La semana pasada, el Ministro del Interior salió en rueda de prensa para informar que un jugador de fútbol de la Serie A fue apresado no solo porque era parte de una banda delictiva sino que, según dijo, daba órdenes a sicarios. Apenas unos días después, otro jugador, esta vez de fútbol barrial, fue acribillado en Santa Elena.
Si estos fueran hechos aislados, serían, de suyo, tristes. Pero la gravedad del tema es que el fútbol ecuatoriano –corrompido desde hace ya varias décadas– registra problemas que van del ridículo (la compra de pelotas naranjas para el campeonato de primera división, pese a que solo se usan de ese color para la nieve porque en el césped no se distinguen) hasta la oficialización de medidas discriminatorias (admitir que un solo equipo juegue con VAR porque puede pagar el servicio, mientras el resto se arbitra sin ese accesorio).
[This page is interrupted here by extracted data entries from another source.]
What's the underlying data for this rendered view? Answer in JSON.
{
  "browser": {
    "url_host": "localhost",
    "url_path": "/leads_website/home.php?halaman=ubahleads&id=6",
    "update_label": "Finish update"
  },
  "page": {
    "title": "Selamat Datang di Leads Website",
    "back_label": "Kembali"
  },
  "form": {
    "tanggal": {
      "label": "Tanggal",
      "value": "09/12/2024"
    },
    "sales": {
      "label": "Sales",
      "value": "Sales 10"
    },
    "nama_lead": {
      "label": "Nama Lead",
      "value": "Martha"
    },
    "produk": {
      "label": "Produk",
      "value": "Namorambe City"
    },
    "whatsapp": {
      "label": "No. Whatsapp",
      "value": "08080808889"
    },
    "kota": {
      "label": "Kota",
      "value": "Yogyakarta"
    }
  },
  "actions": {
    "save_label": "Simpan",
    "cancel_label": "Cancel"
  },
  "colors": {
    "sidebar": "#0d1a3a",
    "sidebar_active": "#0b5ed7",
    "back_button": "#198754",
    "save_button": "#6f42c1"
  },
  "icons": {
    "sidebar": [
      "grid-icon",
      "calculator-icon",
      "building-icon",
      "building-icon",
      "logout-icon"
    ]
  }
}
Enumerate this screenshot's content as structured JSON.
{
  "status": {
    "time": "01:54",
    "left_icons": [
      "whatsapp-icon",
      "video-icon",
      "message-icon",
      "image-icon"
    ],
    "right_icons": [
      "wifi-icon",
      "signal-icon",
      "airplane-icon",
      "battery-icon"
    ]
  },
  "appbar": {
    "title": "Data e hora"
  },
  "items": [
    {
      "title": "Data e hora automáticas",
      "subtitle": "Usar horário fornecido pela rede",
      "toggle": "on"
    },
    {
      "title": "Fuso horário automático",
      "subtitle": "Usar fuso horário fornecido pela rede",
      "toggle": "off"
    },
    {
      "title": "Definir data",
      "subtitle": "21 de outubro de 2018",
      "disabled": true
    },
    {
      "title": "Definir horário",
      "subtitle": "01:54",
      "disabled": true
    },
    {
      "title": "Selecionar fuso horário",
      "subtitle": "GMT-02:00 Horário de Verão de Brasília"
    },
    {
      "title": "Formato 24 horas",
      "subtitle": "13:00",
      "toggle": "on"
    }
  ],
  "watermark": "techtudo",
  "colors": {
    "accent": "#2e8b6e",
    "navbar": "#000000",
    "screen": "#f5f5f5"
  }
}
Estos son dos extremos de un espacio deportivo que, declarado autónomo del Estado y sus regulaciones –al igual que las mafias–, autoriza y permite que el espectáculo sea un negocio privado donde los códigos de honor quedan reducidos a la cancha, pues no se aplican a los agentes que lucran del fútbol, entre los que se cuentan la televisora dueña de los derechos que impone horarios absurdos; y el rentable negocio de las apuestas, generador de distorsiones denunciadas por los propios jugadores y directores técnicos de varios equipos.
Pero lo que es aún peor, hemos cerrado los ojos a la realidad de cientos de jóvenes que alimentan las canteras del fútbol sin acceder ni a un sueldo ni a seguridad social –en teoría, derechos de todos los trabajadores del país– sometidos a la firma de contratos falsos y de entrenadores autócratas, que de un plumazo borran carreras deportivas de quienes no se someten a sus reglas.
Como lo señaló Eduardo Galeano, necesitamos rescatar al fútbol de la velocidad y la fuerza para devolverlo a la alegría, la fantasía y la osadía que son las que alegran al público en las tribunas.